The doctored first edition copy shown in my photographs was given to me by my groomsmen in recognition of the fact that I was writing an “Everest story” and suggesting a suitable title for it.

 

  1. Kiss of Kill—Confessions of a Serial Climber by Mark Twight

Punk-rock attitude collides with climbing in a series of raw and unfiltered essays that dissect the author’s mountain experiences.

I was no Steve House as a climber and always struggled to listen to Skinny Puppy, but Twight’s other, more technical book, Extreme Alpinism— Climbing Light, Fast & High, was the manual for my years living and climbing in the Alps and was inspired by the great Hermann Buhl.

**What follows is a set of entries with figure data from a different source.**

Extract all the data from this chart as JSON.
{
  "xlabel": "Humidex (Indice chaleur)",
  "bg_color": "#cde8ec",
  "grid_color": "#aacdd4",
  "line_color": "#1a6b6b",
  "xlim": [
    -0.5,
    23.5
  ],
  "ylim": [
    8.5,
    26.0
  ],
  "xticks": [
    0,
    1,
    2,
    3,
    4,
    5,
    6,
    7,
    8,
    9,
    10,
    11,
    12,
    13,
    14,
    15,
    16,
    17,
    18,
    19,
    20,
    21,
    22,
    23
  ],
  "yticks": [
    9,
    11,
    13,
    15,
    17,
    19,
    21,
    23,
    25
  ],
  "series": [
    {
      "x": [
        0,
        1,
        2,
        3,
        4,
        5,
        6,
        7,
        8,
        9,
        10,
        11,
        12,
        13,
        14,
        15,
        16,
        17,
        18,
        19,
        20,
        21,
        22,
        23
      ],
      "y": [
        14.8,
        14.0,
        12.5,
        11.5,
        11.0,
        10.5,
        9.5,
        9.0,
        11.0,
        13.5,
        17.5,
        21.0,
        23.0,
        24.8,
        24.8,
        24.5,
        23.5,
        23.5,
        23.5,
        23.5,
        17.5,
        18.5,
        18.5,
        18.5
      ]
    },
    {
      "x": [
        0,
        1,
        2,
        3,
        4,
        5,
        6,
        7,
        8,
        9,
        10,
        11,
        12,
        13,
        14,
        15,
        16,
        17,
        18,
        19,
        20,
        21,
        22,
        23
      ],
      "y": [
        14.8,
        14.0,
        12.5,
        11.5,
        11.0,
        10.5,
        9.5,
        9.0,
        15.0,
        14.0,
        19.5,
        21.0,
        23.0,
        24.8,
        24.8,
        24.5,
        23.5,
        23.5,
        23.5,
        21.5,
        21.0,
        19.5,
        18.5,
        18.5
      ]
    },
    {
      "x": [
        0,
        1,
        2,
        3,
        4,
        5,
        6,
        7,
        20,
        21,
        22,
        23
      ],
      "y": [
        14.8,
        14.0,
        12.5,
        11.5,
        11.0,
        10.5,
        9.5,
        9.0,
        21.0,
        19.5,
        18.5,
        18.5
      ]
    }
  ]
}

The chapter Down the Rupal Face is still one of my favorite mountain survival tales but then again, I didn’t have to live it!

 

And finally, as a bonus…

 

The Ascent of the Rum Doodle by W.E. Bowman

 

Comedy fiction about an imaginary group of eccentric British mountaineers who attempt to summit the Rum Doodle, the “highest mountain in the world” at forty thousand and a half feet tall.

A parody of a number of books by the early British Himalayan explorers written by a quiet structural engineer called W.E. Bowman in the 1950s that has since obtained a loyal audience among the very people it set out to make fun of: the mountaineers.

A silly diversion perhaps but a good antidote to the intensity and drama of the ten preceding reads and, at the very least, you will understand how the famous restaurant in Kathmandu got its name.